Therefore, starting from this article, we will explore low-rank approximations with specific structures. This article will focus on the CR Approximation (Column-Row Approximation), which provides a simple scheme for accelerating matrix multiplication operations.

Problem Background

The general formulation of the optimal rank-r approximation of a matrix is: \begin{equation} \mathop{\text{argmin}}_{\text{rank}(\tilde{\boldsymbol{M}})\leq r}\Vert \tilde{\boldsymbol{M}} - \boldsymbol{M}\Vert_F^2 \label{eq:loss-m2} \end{equation} where \boldsymbol{M}, \tilde{\boldsymbol{M}} \in \mathbb{R}^{n\times m} and r < \min(n,m). In the previous two articles, we discussed two cases:

1. If \tilde{\boldsymbol{M}} has no other constraints, the optimal solution for \tilde{\boldsymbol{M}} is \boldsymbol{U}_{[:,:r]}\boldsymbol{\Sigma}_{[:r,:r]}\boldsymbol{V}_{[:,:r]}^{\top}, where \boldsymbol{M}=\boldsymbol{U}\boldsymbol{\Sigma} \boldsymbol{V}^{\top} is the Singular Value Decomposition (SVD) of \boldsymbol{M}.

2. If we specify \tilde{\boldsymbol{M}}=\boldsymbol{A}\boldsymbol{B} (\boldsymbol{A}\in\mathbb{R}^{n\times r}, \boldsymbol{B}\in\mathbb{R}^{r\times m}), and \boldsymbol{A} (or \boldsymbol{B}) is already given, then the optimal solution for \tilde{\boldsymbol{M}} is \boldsymbol{A} \boldsymbol{A}^{\dagger} \boldsymbol{M} (or \boldsymbol{M} \boldsymbol{B}^{\dagger} \boldsymbol{B}), where {}^\dagger denotes the "pseudo-inverse".

Both results have wide applications, but they do not explicitly introduce a structural connection between \tilde{\boldsymbol{M}} and \boldsymbol{M}. This makes it difficult to intuitively see the relationship between \tilde{\boldsymbol{M}} and \boldsymbol{M}; in other words, \tilde{\boldsymbol{M}} lacks strong interpretability.

Furthermore, if the objective involves non-linear operations such as \phi(\boldsymbol{X}\boldsymbol{W}), we are usually not allowed to use arbitrary real projection matrices for dimensionality reduction.
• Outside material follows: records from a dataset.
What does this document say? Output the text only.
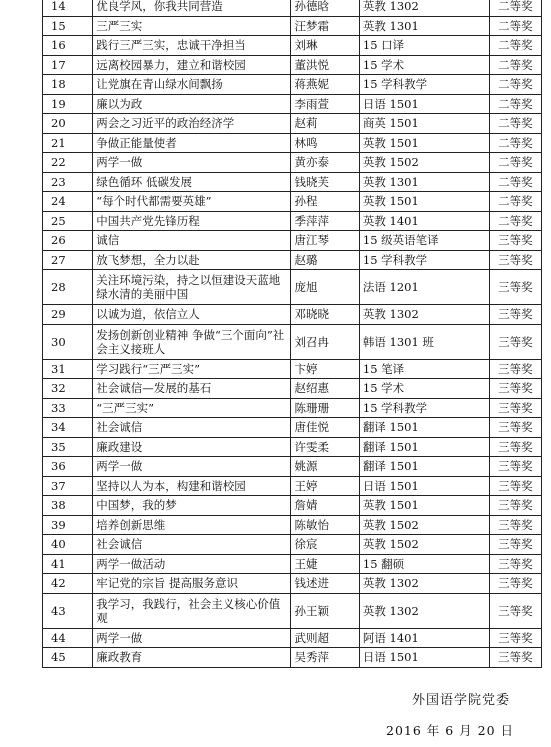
14	优良学风，你我共同营造	孙德晗	英教 1302	二等奖
15	三严三实	汪梦霜	英教 1301	二等奖
16	践行三严三实，忠诚干净担当	刘琳	15 口译	二等奖
17	远离校园暴力，建立和谐校园	董洪悦	15 学术	二等奖
18	让党旗在青山绿水间飘扬	蒋燕妮	15 学科教学	二等奖
19	廉以为政	李雨萱	日语 1501	二等奖
20	两会之习近平的政治经济学	赵莉	商英 1501	二等奖
21	争做正能量使者	林鸣	英教 1501	二等奖
22	两学一做	黄亦泰	英教 1502	二等奖
23	绿色循环 低碳发展	钱晓芙	英教 1301	二等奖
24	“每个时代都需要英雄”	孙程	英教 1501	二等奖
25	中国共产党先锋历程	季萍萍	英教 1401	二等奖
26	诚信	唐江琴	15 级英语笔译	三等奖
27	放飞梦想，全力以赴	赵璐	15 学科教学	三等奖
28	关注环境污染，持之以恒建设天蓝地绿水清的美丽中国	庞旭	法语 1201	三等奖
29	以诚为道，依信立人	邓晓晓	英教 1302	三等奖
30	发扬创新创业精神 争做“三个面向”社会主义接班人	刘召冉	韩语 1301 班	三等奖
31	学习践行“三严三实”	卞婷	15 笔译	三等奖
32	社会诚信—发展的基石	赵绍惠	15 学术	三等奖
33	“三严三实”	陈珊珊	15 学科教学	三等奖
34	社会诚信	唐佳悦	翻译 1501	三等奖
35	廉政建设	许雯柔	翻译 1501	三等奖
36	两学一做	姚源	翻译 1501	三等奖
37	坚持以人为本，构建和谐校园	王婷	日语 1501	三等奖
38	中国梦，我的梦	詹婧	英教 1501	三等奖
39	培养创新思维	陈敏怡	英教 1502	三等奖
40	社会诚信	徐宸	英教 1502	三等奖
41	两学一做活动	王婕	15 翻硕	三等奖
42	牢记党的宗旨 提高服务意识	钱述进	英教 1302	三等奖
43	我学习，我践行，社会主义核心价值观	孙王颖	英教 1302	三等奖
44	两学一做	武则超	阿语 1401	三等奖
45	廉政教育	吴秀萍	日语 1501	三等奖
外国语学院党委
2016 年 6 月 20 日
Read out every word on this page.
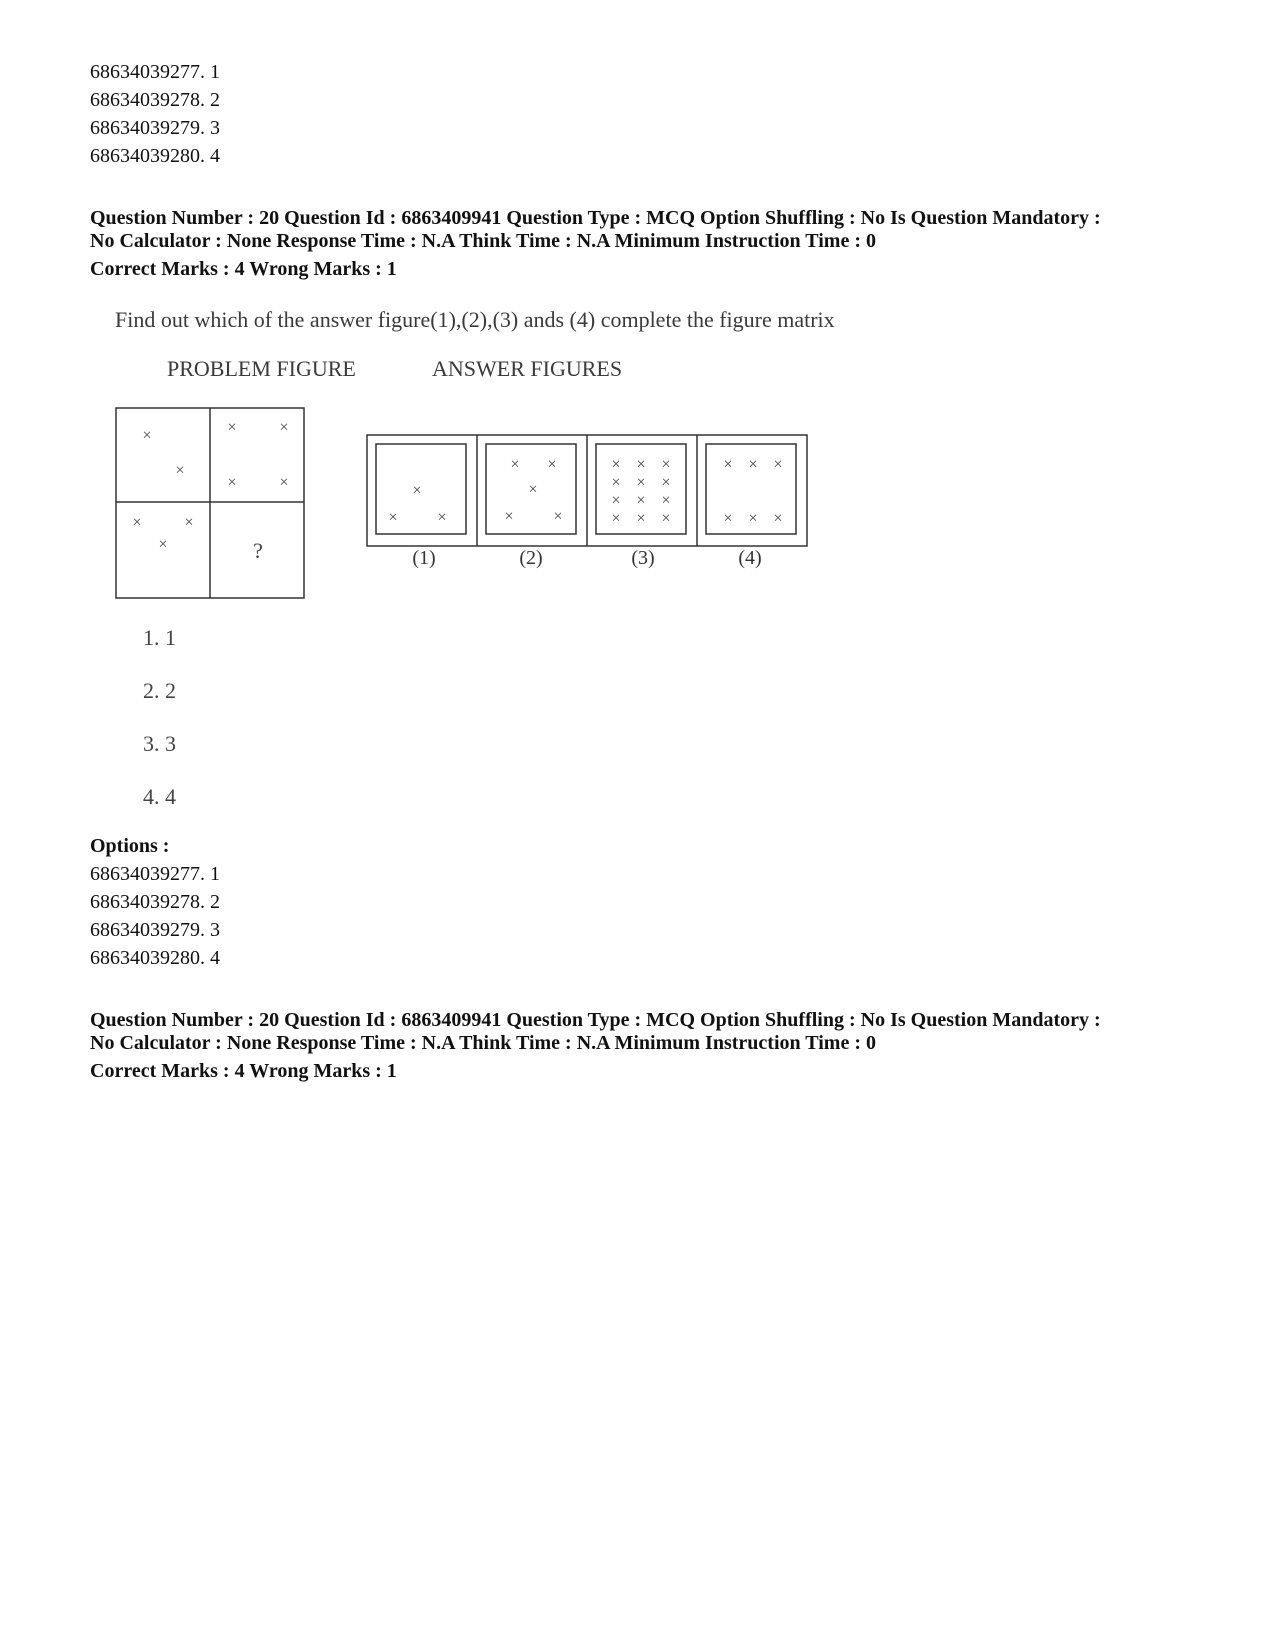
68634039277. 1
68634039278. 2
68634039279. 3
68634039280. 4
Question Number : 20 Question Id : 6863409941 Question Type : MCQ Option Shuffling : No Is Question Mandatory :
No Calculator : None Response Time : N.A Think Time : N.A Minimum Instruction Time : 0
Correct Marks : 4 Wrong Marks : 1
Find out which of the answer figure(1),(2),(3) ands (4) complete the figure matrix
PROBLEM FIGURE	ANSWER FIGURES
×
×
×	×
×	×
×	×
×	?
×
× ×
× ×
×
× ×
× × ×
× × ×
× × ×
× × ×
× × ×
× × ×
(1)	(2)	(3)	(4)
1. 1
2. 2
3. 3
4. 4
Options :
68634039277. 1
68634039278. 2
68634039279. 3
68634039280. 4
Question Number : 20 Question Id : 6863409941 Question Type : MCQ Option Shuffling : No Is Question Mandatory :
No Calculator : None Response Time : N.A Think Time : N.A Minimum Instruction Time : 0
Correct Marks : 4 Wrong Marks : 1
Instead, we are required to use "Selection Matrices." For example, \phi(\boldsymbol{X}\boldsymbol{W})\boldsymbol{S} = \phi(\boldsymbol{X}\boldsymbol{W}\boldsymbol{S}) does not hold for an arbitrary matrix \boldsymbol{S}, but it holds identically for a selection matrix \boldsymbol{S}.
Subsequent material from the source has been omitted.